A new National Bureau of Economic Research (NBER) working paper by Jan De Loecker of the University of Leuven and Jan Eeckhout of University College suggests that we should be concerned. The researchers analysed the financial statements of 70,000 firms across 134 countries to find that global market power has increased, and significantly so in the West.
To measure market power, the authors used markups—the ratio of price to (marginal) cost of production. A markup of 1 implies products are sold at cost; above 1, firms make a profit. They found, globally, markups have risen from 1.07 in 1980 to 1.59 in 2016.

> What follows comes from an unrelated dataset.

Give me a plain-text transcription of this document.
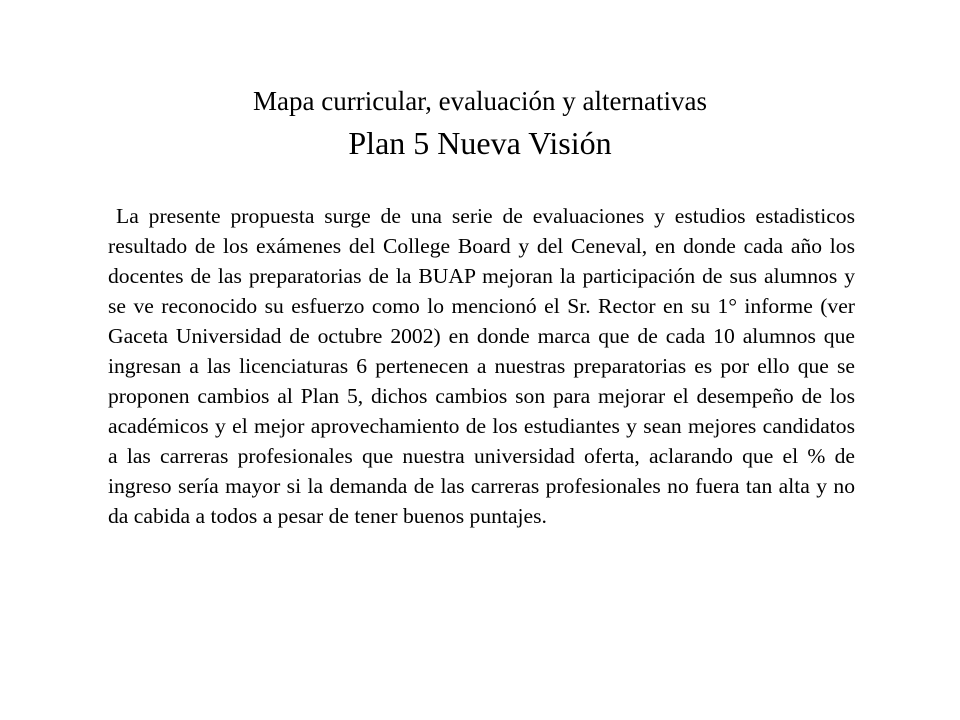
Mapa curricular, evaluación y alternativas
Plan 5 Nueva Visión

La presente propuesta surge de una serie de evaluaciones y estudios estadisticos resultado de los exámenes del College Board y del Ceneval, en donde cada año los docentes de las preparatorias de la BUAP mejoran la participación de sus alumnos y se ve reconocido su esfuerzo como lo mencionó el Sr. Rector en su 1° informe (ver Gaceta Universidad de octubre 2002) en donde marca que de cada 10 alumnos que ingresan a las licenciaturas 6 pertenecen a nuestras preparatorias es por ello que se proponen cambios al Plan 5, dichos cambios son para mejorar el desempeño de los académicos y el mejor aprovechamiento de los estudiantes y sean mejores candidatos a las carreras profesionales que nuestra universidad oferta, aclarando que el % de ingreso sería mayor si la demanda de las carreras profesionales no fuera tan alta y no da cabida a todos a pesar de tener buenos puntajes.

By global standards, markups at Indian firms were relatively low at 1.32 in 2016, a 0.34 points increase from 1980. Interestingly, most growth occurred post 2010 with markups remaining more or less flat in two decades through 2000.
However, within Asia, the Indian markup increase ranked third ahead of Japan, Indonesia, Thailand, Malaysia and China (where markups actually fell between 1980 and 2016).
However, taken together, Asian markups are still significantly lower than the West (Europe’s markups are 1.64 and the US is 1.78). One explanation for higher markups in the West could be the outsourcing of low-end manufacturing which has left high-end manufacturing with greater monopolistic power in these economies.
Increasing market power of firms can have huge implications on bargaining power of workers and, hence, income inequality. More market power may also stifle innovation and investment. All of these will call for a range of policy responses from taxation to redistribution to antitrust enforcement.